Fireworks
Over the Rainbow Bridge (cont.)
And then there was Gwen, poking
my arm and saying, “Remember to kiss Mama when you
go in.”
The Gozo house seemed large from
the outside, but the kitchen and living room were
together, cramped and over furnished. Mama was sitting
on a sofa with her dress twisted up to her panties.
They brought a blanket and covered her legs. I kissed
Mama on each cheek, as Gwen did before me. Mama smiled
like a beautiful child, too young to have teeth.
Everyone hugged and kissed in the
Bosnian custom, and then the ritual coffee was served,
the foamy, silty kind inherited from the Turks. I
knew I was staring, trying to imagine a chunky Zebra
at the 81 pounds she weighed when rescued eleven years
ago. She was losing her eyesight permanently now,
from nerve damage and glaucoma. But she was vibrant,
laughing. I had small posters of the lights on the
new bridge and the fireworks from its opening celebration.
They had pictures of Mama when she was a young beauty.

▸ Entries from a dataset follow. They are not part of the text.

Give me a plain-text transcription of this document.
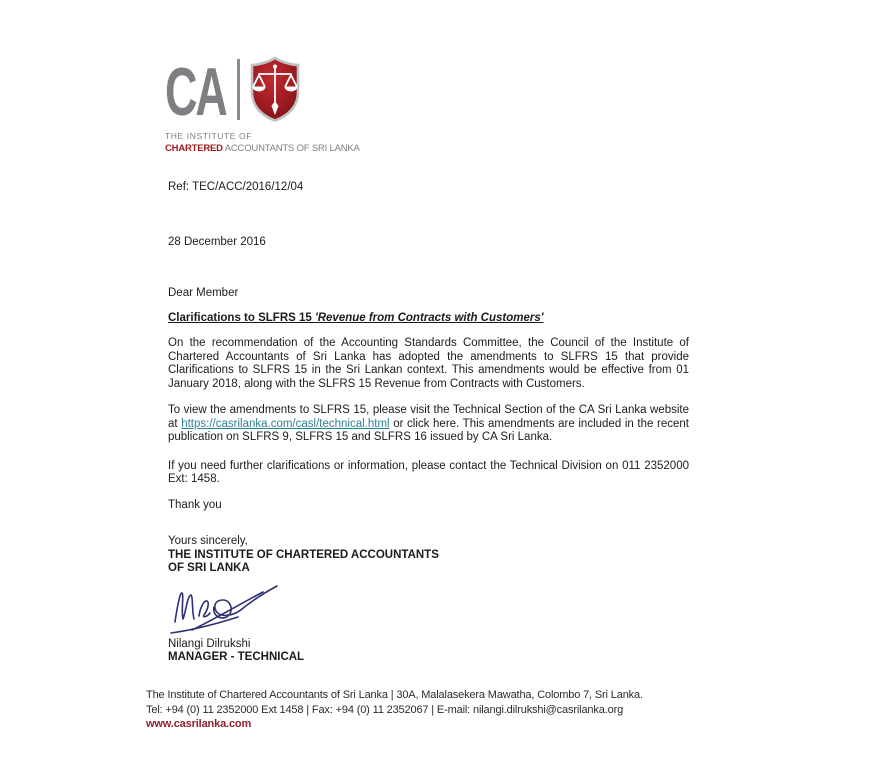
CA
THE INSTITUTE OF
CHARTERED ACCOUNTANTS OF SRI LANKA

Ref: TEC/ACC/2016/12/04

28 December 2016

Dear Member

Clarifications to SLFRS 15 'Revenue from Contracts with Customers'

On the recommendation of the Accounting Standards Committee, the Council of the Institute of Chartered Accountants of Sri Lanka has adopted the amendments to SLFRS 15 that provide Clarifications to SLFRS 15 in the Sri Lankan context. This amendments would be effective from 01 January 2018, along with the SLFRS 15 Revenue from Contracts with Customers.

To view the amendments to SLFRS 15, please visit the Technical Section of the CA Sri Lanka website at https://casrilanka.com/casl/technical.html or click here. This amendments are included in the recent publication on SLFRS 9, SLFRS 15 and SLFRS 16 issued by CA Sri Lanka.

If you need further clarifications or information, please contact the Technical Division on 011 2352000 Ext: 1458.

Thank you

Yours sincerely,

THE INSTITUTE OF CHARTERED ACCOUNTANTS

OF SRI LANKA

Nilangi Dilrukshi

MANAGER - TECHNICAL

The Institute of Chartered Accountants of Sri Lanka | 30A, Malalasekera Mawatha, Colombo 7, Sri Lanka.

Tel: +94 (0) 11 2352000 Ext 1458 | Fax: +94 (0) 11 2352067 | E-mail: nilangi.dilrukshi@casrilanka.org

www.casrilanka.com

The house was being rebuilt slowly
on scarce funds. It was mortar-shelled six times during
the war and most of it had burned. But the garden
was full of flowers and herbs, and we walked in slow
steps around it, trading Bosnian and English names
for each plant. Then we ate spice cake and watermelon,
all clustered together around a low table surrounded
by well-worn sofas and gay colored pillows. And when
Mama dripped her watermelon, a tissue would gently
swipe it away, and kisses would be exchanged, so that
she knew it was all right.
We talked about the new bridge and
how difficult it had been to replicate it until the
engineers dredged the river and found that the old
stones were carved out, hollow, to reduce the weight.
In its reformation, a master craft was revived, going
back in time to find a way of balancing the elements,
like the old souls who fashioned the original crossing.
And finally, we did speak about
the war, but not about suffering. They talked of their
Serb neighbor who led them to safety out of Mostar,
and the president of the Jewish community in Mostar
who sent the first humanitarian relief packets to
Muslims, and their Croat Catholic friends from West
Mostar and Dubrovnik who sent them food when they
returned to their burned out home. “Politicians think
one way, ordinary people another,” Zebra said.
The hours passed; rain was coming.
We helped Mama into the garden for a photograph; all
of us, arm in arm, as if we had known each other for
lifetimes. I was invited to come anytime; it is the
Bosnian way. Gwen snapped a photo of smiles in front
of pink and yellow dahlias. We kissed Mama and took
her back inside.
When we left, I gave the Gozos the
poster of the bridge with the dancing fireworks. They
said the new bridge was not the same as the old one;
the stones were too clean. It was a noble effort,
but it was not the same. Still, the photograph was
beautiful and they were happy to keep it.
The Croat Army was right;
the bridge was a powerful symbol. Shaped like a rainbow,
for 600 years it stretched from East to West, inviting
people to cross the divide. Maybe, I thought, when
the new stones had aged a while, taken in the sun
and rain, local folks would learn to see in them the
old bridge, a memory, crafted by masters, sometime,
before the war or after the war, it would not matter.